Philippe BretonLe seul chiffre important dans la crise du coronavirus est celui de l'abstentionnisme vaccinal
« L'abstention vaccinale » semble avoir de beaux jours devant elle. Curieusement, une partie de ceux qui s'abstiennent aux élections, sont aussi, probablement des abstentionnistes vaccinaux. Belle piste de réflexion ! Le sécessionnisme, concept très englobant et fente sociale à très grande portée, est bien la grande maladie des temps modernes. Si le nombre des abstentionnistes vaccinaux s'avérait trop important, le risque serait grand que la crise s'éternise.
La fameuse sortie de la crise du coronavirus dépendrait-elle d'un seul chiffre ? Trop faible, la crise s'éterniserait avec des conséquences incalculables, à la hauteur d'un changement majeur de société. Très élevé, nous retrouverions rapidement nos vies d'avant.
Le problème est que personne n'est capable à l'heure actuelle d'évaluer ce chiffre, d'où une incertitude majeure qui rend l'action politique très incertaine.
De quel chiffre s'agit-il ? Celui des entrées en réanimation ou des décès ? Non, ce chiffre est dans une phase presque naturellement ascendante, il peut varier au fil des politiques de confinement et de déconfinement, mais, sans véritable point d'arrêt (traitement ou vaccin), il semble voué à la croissance. Nous en sommes les spectateurs.
Celui du nombre des vaccins disponibles alors ? Inutile de revenir sur les péripéties de production, de livraisons, sur les jeux politiques et stratégiques, la tendance à terme est nette, il y aura bientôt assez de vaccins pour tout le monde, dans la plupart des pays. Ce sera comme les masques, rares au début, bradés à la fin. La question n'est pas celle du nombre de vaccins mais celle de savoir combien de personnes d'une population donnée s'abstiendront de se faire vacciner. C'est LE chiffre qui déterminera toute la suite.
Aujourd'hui la situation est simple : il y a moins de vaccins qu'il n'y a de personnes qui veulent se faire vacciner. On a donc l'impression d'une dynamique qui conduirait, par un curieux déterminisme, à ce que finalement tout le monde se fasse vacciner, au fur et à mesure de l'arrivée de quantités de plus en plus importante de doses. Et dans ce cas, nous dit-on, « en septembre tout sera terminé ».
Mais ce raisonnement, cette illusion plutôt, oublie que, selon toute probabilité, un moment arrivera où, alors que les vaccins seront largement disponibles, la vaccination ralentira, faute de candidats, puis s'arrêtera. Oubliée alors la fameuse et un peu abstraite « immunité collective ».

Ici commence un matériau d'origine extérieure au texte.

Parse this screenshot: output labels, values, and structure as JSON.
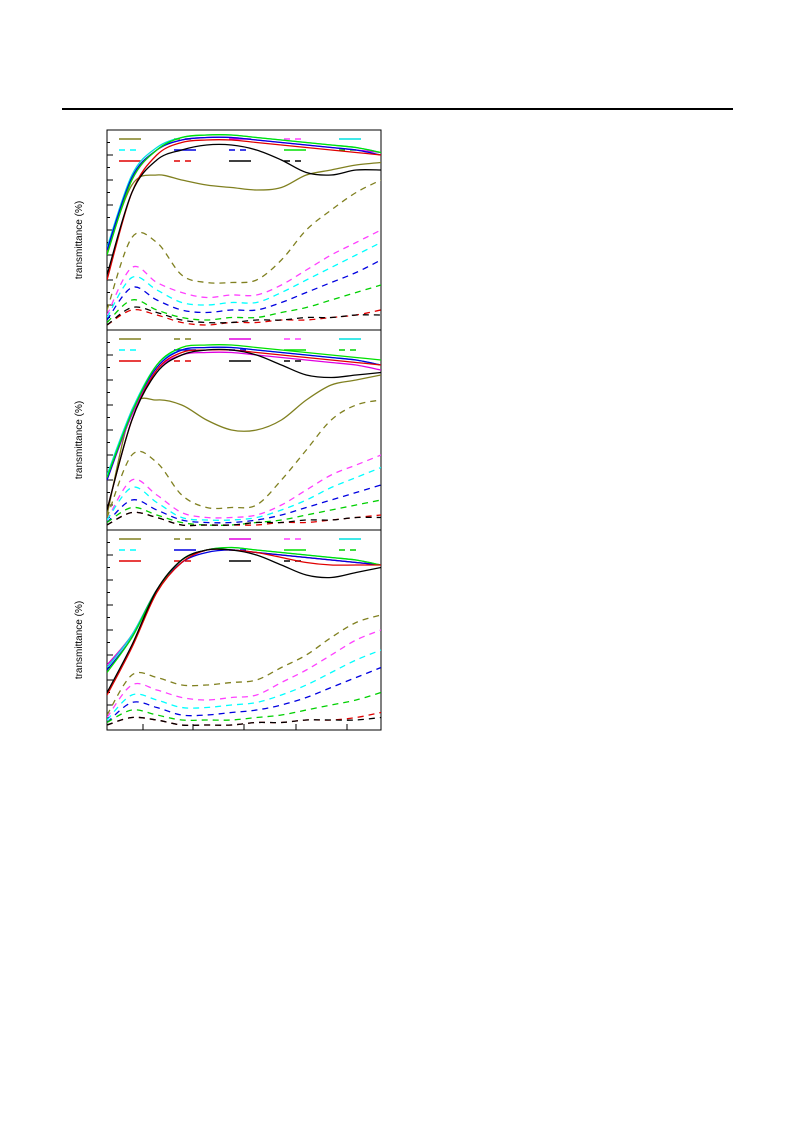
{
  "chart_data": [
    {
      "type": "line",
      "ylabel": "transmittance (%)",
      "xlabel": "",
      "title": "",
      "legend": "top (3 rows x 5 columns)",
      "grid": false,
      "series": [
        {
          "color": "#808020",
          "style": "solid",
          "y": [
            31,
            58,
            62,
            60,
            58,
            57,
            56,
            57,
            62,
            64,
            66,
            67
          ]
        },
        {
          "color": "#808020",
          "style": "dashed",
          "y": [
            8,
            37,
            35,
            22,
            19,
            19,
            20,
            28,
            40,
            48,
            55,
            60
          ]
        },
        {
          "color": "#e000e0",
          "style": "solid",
          "y": [
            32,
            60,
            72,
            76,
            77,
            77,
            76,
            75,
            74,
            73,
            72,
            71
          ]
        },
        {
          "color": "#ff40ff",
          "style": "dashed",
          "y": [
            6,
            25,
            19,
            15,
            13,
            14,
            14,
            18,
            24,
            30,
            35,
            40
          ]
        },
        {
          "color": "#00e0e0",
          "style": "solid",
          "y": [
            33,
            62,
            73,
            77,
            78,
            78,
            77,
            76,
            75,
            74,
            73,
            71
          ]
        },
        {
          "color": "#00ffff",
          "style": "dashed",
          "y": [
            5,
            21,
            16,
            11,
            10,
            11,
            11,
            15,
            20,
            25,
            30,
            35
          ]
        },
        {
          "color": "#0000e0",
          "style": "solid",
          "y": [
            32,
            61,
            72,
            76,
            77,
            77,
            76,
            75,
            74,
            73,
            72,
            70
          ]
        },
        {
          "color": "#0000e0",
          "style": "dashed",
          "y": [
            4,
            17,
            12,
            8,
            7,
            8,
            8,
            11,
            15,
            19,
            23,
            28
          ]
        },
        {
          "color": "#00e000",
          "style": "solid",
          "y": [
            30,
            60,
            72,
            77,
            78,
            78,
            77,
            76,
            75,
            74,
            73,
            71
          ]
        },
        {
          "color": "#00d000",
          "style": "dashed",
          "y": [
            3,
            12,
            8,
            5,
            4,
            5,
            5,
            7,
            9,
            12,
            15,
            18
          ]
        },
        {
          "color": "#e00000",
          "style": "solid",
          "y": [
            20,
            55,
            70,
            75,
            76,
            76,
            75,
            74,
            73,
            72,
            71,
            70
          ]
        },
        {
          "color": "#e00000",
          "style": "dashed",
          "y": [
            2,
            8,
            6,
            3,
            2,
            3,
            3,
            4,
            4,
            5,
            6,
            8
          ]
        },
        {
          "color": "#000000",
          "style": "solid",
          "y": [
            22,
            55,
            68,
            72,
            74,
            74,
            72,
            68,
            63,
            62,
            64,
            64
          ]
        },
        {
          "color": "#000000",
          "style": "dashed",
          "y": [
            2,
            9,
            7,
            4,
            3,
            3,
            4,
            4,
            5,
            5,
            6,
            6
          ]
        }
      ]
    },
    {
      "type": "line",
      "ylabel": "transmittance (%)",
      "xlabel": "",
      "title": "",
      "legend": "top (3 rows x 5 columns)",
      "grid": false,
      "series": [
        {
          "color": "#808020",
          "style": "solid",
          "y": [
            6,
            48,
            52,
            50,
            44,
            40,
            40,
            44,
            52,
            58,
            60,
            62
          ]
        },
        {
          "color": "#808020",
          "style": "dashed",
          "y": [
            5,
            30,
            27,
            14,
            9,
            9,
            10,
            20,
            32,
            44,
            50,
            52
          ]
        },
        {
          "color": "#e000e0",
          "style": "solid",
          "y": [
            20,
            46,
            64,
            70,
            71,
            71,
            70,
            69,
            68,
            67,
            66,
            64
          ]
        },
        {
          "color": "#ff40ff",
          "style": "dashed",
          "y": [
            4,
            20,
            14,
            7,
            5,
            5,
            6,
            10,
            16,
            22,
            26,
            30
          ]
        },
        {
          "color": "#00e0e0",
          "style": "solid",
          "y": [
            22,
            48,
            66,
            72,
            73,
            73,
            72,
            71,
            70,
            69,
            68,
            66
          ]
        },
        {
          "color": "#00ffff",
          "style": "dashed",
          "y": [
            4,
            17,
            11,
            5,
            4,
            4,
            5,
            8,
            12,
            17,
            21,
            25
          ]
        },
        {
          "color": "#0000e0",
          "style": "solid",
          "y": [
            20,
            47,
            65,
            72,
            73,
            73,
            72,
            71,
            70,
            69,
            68,
            66
          ]
        },
        {
          "color": "#0000e0",
          "style": "dashed",
          "y": [
            3,
            12,
            8,
            4,
            3,
            3,
            4,
            6,
            9,
            12,
            15,
            18
          ]
        },
        {
          "color": "#00e000",
          "style": "solid",
          "y": [
            21,
            47,
            66,
            73,
            74,
            74,
            73,
            72,
            71,
            70,
            69,
            68
          ]
        },
        {
          "color": "#00d000",
          "style": "dashed",
          "y": [
            3,
            9,
            6,
            3,
            2,
            2,
            3,
            4,
            6,
            8,
            10,
            12
          ]
        },
        {
          "color": "#e00000",
          "style": "solid",
          "y": [
            8,
            44,
            64,
            71,
            72,
            72,
            71,
            70,
            69,
            68,
            67,
            66
          ]
        },
        {
          "color": "#e00000",
          "style": "dashed",
          "y": [
            2,
            7,
            5,
            2,
            2,
            2,
            2,
            3,
            3,
            4,
            5,
            6
          ]
        },
        {
          "color": "#000000",
          "style": "solid",
          "y": [
            8,
            44,
            63,
            70,
            72,
            72,
            70,
            66,
            62,
            61,
            62,
            63
          ]
        },
        {
          "color": "#000000",
          "style": "dashed",
          "y": [
            2,
            7,
            5,
            2,
            2,
            2,
            3,
            3,
            4,
            4,
            5,
            5
          ]
        }
      ]
    },
    {
      "type": "line",
      "ylabel": "transmittance (%)",
      "xlabel": "",
      "title": "",
      "legend": "top (3 rows x 5 columns)",
      "grid": false,
      "series": [
        {
          "color": "#808020",
          "style": "solid",
          "y": [
            26,
            38,
            56,
            68,
            72,
            72,
            71,
            70,
            69,
            68,
            67,
            66
          ]
        },
        {
          "color": "#808020",
          "style": "dashed",
          "y": [
            6,
            22,
            21,
            18,
            18,
            19,
            20,
            25,
            30,
            37,
            43,
            46
          ]
        },
        {
          "color": "#e000e0",
          "style": "solid",
          "y": [
            26,
            38,
            56,
            67,
            72,
            72,
            71,
            70,
            69,
            68,
            67,
            66
          ]
        },
        {
          "color": "#ff40ff",
          "style": "dashed",
          "y": [
            5,
            18,
            16,
            13,
            12,
            13,
            14,
            19,
            24,
            30,
            36,
            40
          ]
        },
        {
          "color": "#00e0e0",
          "style": "solid",
          "y": [
            25,
            38,
            56,
            68,
            72,
            73,
            72,
            71,
            70,
            69,
            68,
            66
          ]
        },
        {
          "color": "#00ffff",
          "style": "dashed",
          "y": [
            4,
            14,
            12,
            9,
            9,
            10,
            11,
            14,
            18,
            23,
            28,
            32
          ]
        },
        {
          "color": "#0000e0",
          "style": "solid",
          "y": [
            24,
            37,
            56,
            67,
            71,
            72,
            71,
            70,
            69,
            68,
            67,
            66
          ]
        },
        {
          "color": "#0000e0",
          "style": "dashed",
          "y": [
            3,
            11,
            9,
            6,
            6,
            7,
            8,
            10,
            13,
            17,
            21,
            25
          ]
        },
        {
          "color": "#00e000",
          "style": "solid",
          "y": [
            23,
            37,
            56,
            68,
            72,
            73,
            72,
            71,
            70,
            69,
            68,
            66
          ]
        },
        {
          "color": "#00d000",
          "style": "dashed",
          "y": [
            3,
            8,
            6,
            4,
            4,
            4,
            5,
            6,
            8,
            10,
            12,
            15
          ]
        },
        {
          "color": "#e00000",
          "style": "solid",
          "y": [
            14,
            33,
            55,
            67,
            72,
            72,
            71,
            69,
            67,
            66,
            66,
            66
          ]
        },
        {
          "color": "#e00000",
          "style": "dashed",
          "y": [
            2,
            5,
            4,
            2,
            2,
            2,
            3,
            3,
            4,
            4,
            5,
            7
          ]
        },
        {
          "color": "#000000",
          "style": "solid",
          "y": [
            15,
            34,
            56,
            68,
            72,
            72,
            70,
            66,
            62,
            61,
            63,
            65
          ]
        },
        {
          "color": "#000000",
          "style": "dashed",
          "y": [
            2,
            5,
            4,
            2,
            2,
            2,
            3,
            3,
            4,
            4,
            4,
            5
          ]
        }
      ]
    }
  ]
}
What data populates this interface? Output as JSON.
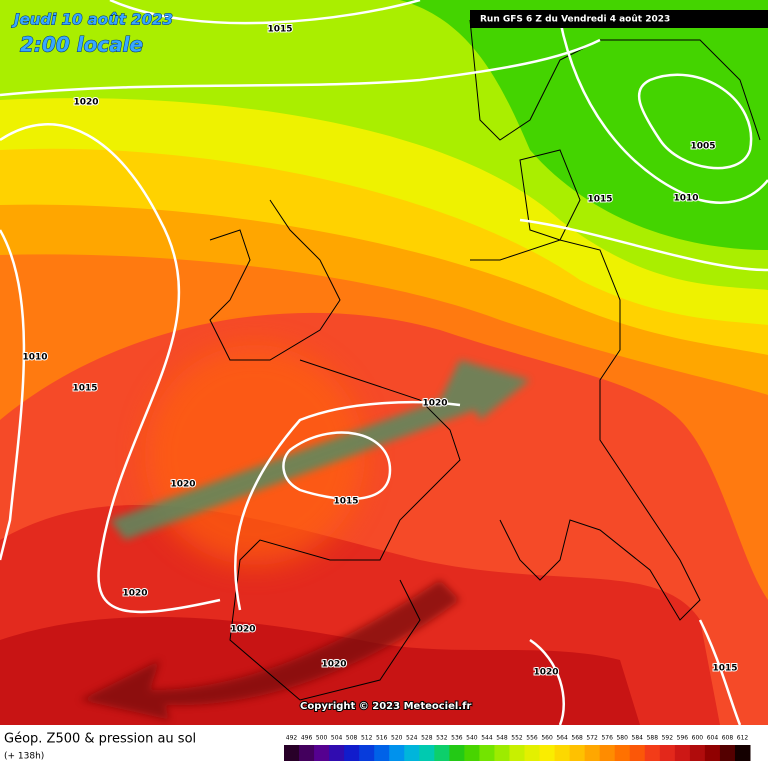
{
  "header": {
    "date": "Jeudi 10 août 2023",
    "time": "2:00 locale",
    "run": "Run GFS 6 Z du Vendredi 4 août 2023"
  },
  "isobar_labels": [
    "1015",
    "1020",
    "1010",
    "1015",
    "1005",
    "1015",
    "1010",
    "1020",
    "1020",
    "1015",
    "1020",
    "1020",
    "1020",
    "1020",
    "1015"
  ],
  "copyright": "Copyright © 2023 Meteociel.fr",
  "footer": {
    "title": "Géop. Z500 & pression au sol",
    "subtitle": "(+ 138h)"
  },
  "scale": [
    492,
    496,
    500,
    504,
    508,
    512,
    516,
    520,
    524,
    528,
    532,
    536,
    540,
    544,
    548,
    552,
    556,
    560,
    564,
    568,
    572,
    576,
    580,
    584,
    588,
    592,
    596,
    600,
    604,
    608,
    612
  ]
}
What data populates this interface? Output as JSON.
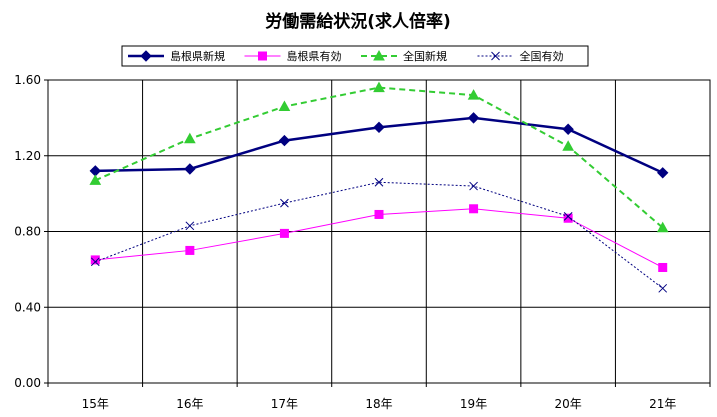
{
  "chart_data": {
    "type": "line",
    "title": "労働需給状況(求人倍率)",
    "categories": [
      "15年",
      "16年",
      "17年",
      "18年",
      "19年",
      "20年",
      "21年"
    ],
    "y_ticks": [
      "0.00",
      "0.40",
      "0.80",
      "1.20",
      "1.60"
    ],
    "ylim": [
      0,
      1.6
    ],
    "grid": true,
    "legend_position": "top",
    "series": [
      {
        "name": "島根県新規",
        "values": [
          1.12,
          1.13,
          1.28,
          1.35,
          1.4,
          1.34,
          1.11
        ],
        "color": "#000080",
        "dash": "",
        "marker": "diamond",
        "width": 2.5
      },
      {
        "name": "島根県有効",
        "values": [
          0.65,
          0.7,
          0.79,
          0.89,
          0.92,
          0.87,
          0.61
        ],
        "color": "#ff00ff",
        "dash": "",
        "marker": "square",
        "width": 1
      },
      {
        "name": "全国新規",
        "values": [
          1.07,
          1.29,
          1.46,
          1.56,
          1.52,
          1.25,
          0.82
        ],
        "color": "#33cc33",
        "dash": "6,4",
        "marker": "triangle",
        "width": 2
      },
      {
        "name": "全国有効",
        "values": [
          0.64,
          0.83,
          0.95,
          1.06,
          1.04,
          0.88,
          0.5
        ],
        "color": "#000080",
        "dash": "2,2",
        "marker": "x",
        "width": 1
      }
    ]
  }
}
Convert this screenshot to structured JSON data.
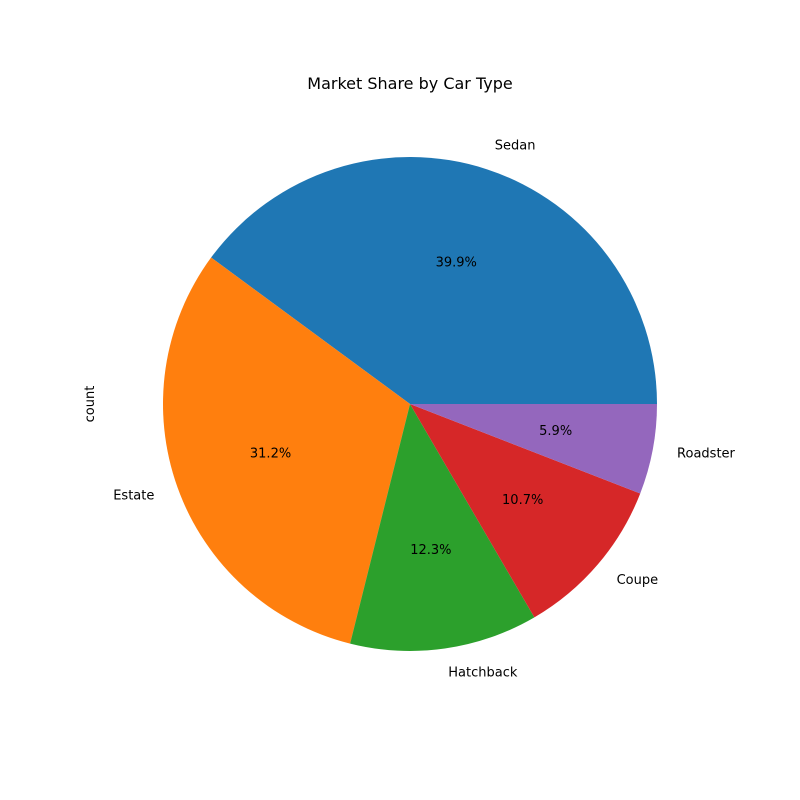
{
  "chart_data": {
    "type": "pie",
    "title": "Market Share by Car Type",
    "ylabel": "count",
    "start_angle_deg": 0,
    "direction": "counterclockwise",
    "slices": [
      {
        "label": "Sedan",
        "value": 39.9,
        "pct_label": "39.9%",
        "color": "#1f77b4"
      },
      {
        "label": "Estate",
        "value": 31.2,
        "pct_label": "31.2%",
        "color": "#ff7f0e"
      },
      {
        "label": "Hatchback",
        "value": 12.3,
        "pct_label": "12.3%",
        "color": "#2ca02c"
      },
      {
        "label": "Coupe",
        "value": 10.7,
        "pct_label": "10.7%",
        "color": "#d62728"
      },
      {
        "label": "Roadster",
        "value": 5.9,
        "pct_label": "5.9%",
        "color": "#9467bd"
      }
    ]
  }
}
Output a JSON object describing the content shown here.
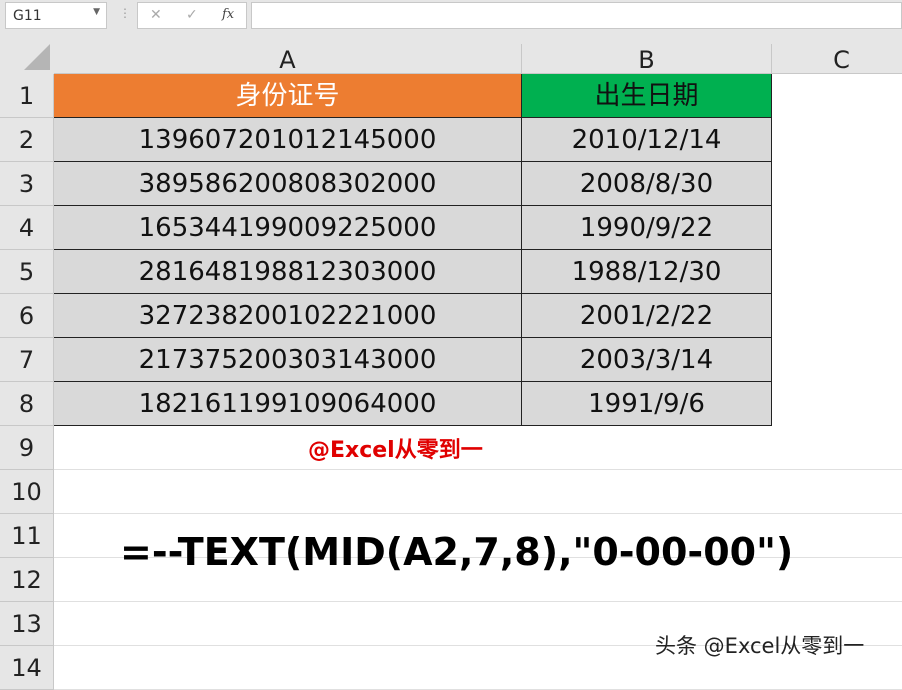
{
  "formula_bar": {
    "name_box": "G11",
    "cancel_icon": "✕",
    "enter_icon": "✓",
    "fx_label": "fx",
    "formula": ""
  },
  "columns": [
    "A",
    "B",
    "C"
  ],
  "rows": [
    "1",
    "2",
    "3",
    "4",
    "5",
    "6",
    "7",
    "8",
    "9",
    "10",
    "11",
    "12",
    "13",
    "14"
  ],
  "table": {
    "headers": [
      "身份证号",
      "出生日期"
    ],
    "rows": [
      [
        "139607201012145000",
        "2010/12/14"
      ],
      [
        "389586200808302000",
        "2008/8/30"
      ],
      [
        "165344199009225000",
        "1990/9/22"
      ],
      [
        "281648198812303000",
        "1988/12/30"
      ],
      [
        "327238200102221000",
        "2001/2/22"
      ],
      [
        "217375200303143000",
        "2003/3/14"
      ],
      [
        "182161199109064000",
        "1991/9/6"
      ]
    ]
  },
  "colors": {
    "header_a": "#ed7d31",
    "header_b": "#00b050",
    "watermark": "#e00000"
  },
  "watermark": "@Excel从零到一",
  "formula_text": "=--TEXT(MID(A2,7,8),\"0-00-00\")",
  "footer_watermark": "头条 @Excel从零到一"
}
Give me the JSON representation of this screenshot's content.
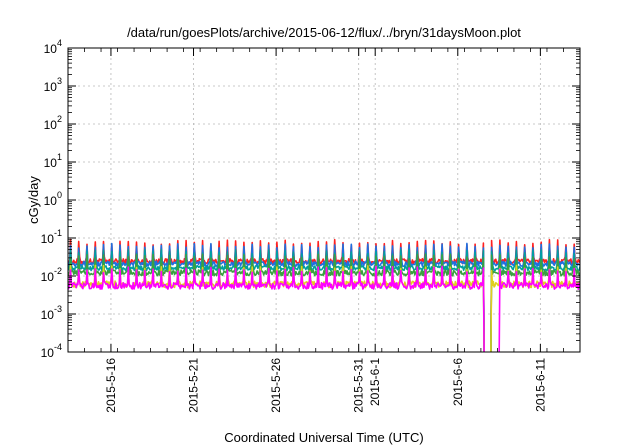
{
  "chart_data": {
    "type": "line",
    "title": "/data/run/goesPlots/archive/2015-06-12/flux/../bryn/31daysMoon.plot",
    "xlabel": "Coordinated Universal Time (UTC)",
    "ylabel": "cGy/day",
    "y_scale": "log",
    "ylim": [
      0.0001,
      10000
    ],
    "xlim_days": [
      0,
      31
    ],
    "grid": true,
    "y_ticks": [
      {
        "base": "10",
        "exp": "4",
        "value": 10000
      },
      {
        "base": "10",
        "exp": "3",
        "value": 1000
      },
      {
        "base": "10",
        "exp": "2",
        "value": 100
      },
      {
        "base": "10",
        "exp": "1",
        "value": 10
      },
      {
        "base": "10",
        "exp": "0",
        "value": 1
      },
      {
        "base": "10",
        "exp": "-1",
        "value": 0.1
      },
      {
        "base": "10",
        "exp": "-2",
        "value": 0.01
      },
      {
        "base": "10",
        "exp": "-3",
        "value": 0.001
      },
      {
        "base": "10",
        "exp": "-4",
        "value": 0.0001
      }
    ],
    "x_ticks": [
      {
        "label": "2015-5-16",
        "day": 2.6
      },
      {
        "label": "2015-5-21",
        "day": 7.6
      },
      {
        "label": "2015-5-26",
        "day": 12.6
      },
      {
        "label": "2015-5-31",
        "day": 17.6
      },
      {
        "label": "2015-6-1",
        "day": 18.6
      },
      {
        "label": "2015-6-6",
        "day": 23.6
      },
      {
        "label": "2015-6-11",
        "day": 28.6
      }
    ],
    "series": [
      {
        "color": "#ff2020",
        "base": 0.024,
        "amp": 2.2,
        "noise": 0.35,
        "dropout": [
          25.2,
          25.6
        ]
      },
      {
        "color": "#1f6fe0",
        "base": 0.021,
        "amp": 2.0,
        "noise": 0.3,
        "dropout": [
          25.2,
          25.6
        ]
      },
      {
        "color": "#00a0a0",
        "base": 0.016,
        "amp": 1.7,
        "noise": 0.3,
        "dropout": [
          25.2,
          25.6
        ]
      },
      {
        "color": "#3aa040",
        "base": 0.012,
        "amp": 1.6,
        "noise": 0.35,
        "dropout": [
          25.2,
          25.6
        ]
      },
      {
        "color": "#e0d020",
        "base": 0.006,
        "amp": 1.6,
        "noise": 0.4,
        "dropout": [
          25.2,
          25.6
        ]
      },
      {
        "color": "#ff00ff",
        "base": 0.0055,
        "amp": 1.7,
        "noise": 0.4,
        "dropout": [
          25.2,
          26.1
        ]
      }
    ]
  }
}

La sortie de crise dépendra alors du nombre de personnes effectivement vaccinées, nombre qui n'évoluera plus à partir d'un certain moment. Nous disposons de plusieurs indicateurs qui dessinent une tendance assez pessimiste. Fin mars, plus de trois millions de personnes de plus de 75 ans en France, ne sont toujours pas vaccinées, alors qu'elles en ont la possibilité. Une partie non négligeable des soignants sont toujours des abstentionnistes vaccinaux.
L'abstention vaccinale semble avoir de beaux jours devant elle. Le fait qu'une partie des plus de cinquante ans, craignant très rationnellement de tomber malade, se ruent sur les vaccins, cache la difficulté qui s'annonce quand les populations plus jeunes seront concernées, ou plutôt ne se sentiront pas concernées. Sans compter les innombrables « antivax » qui sont persuadés que tout cela n'est que prétexte aux Etats pour injecter des nanoparticules traçantes, ou qui nient même l'existence d'une quelconque pandémie.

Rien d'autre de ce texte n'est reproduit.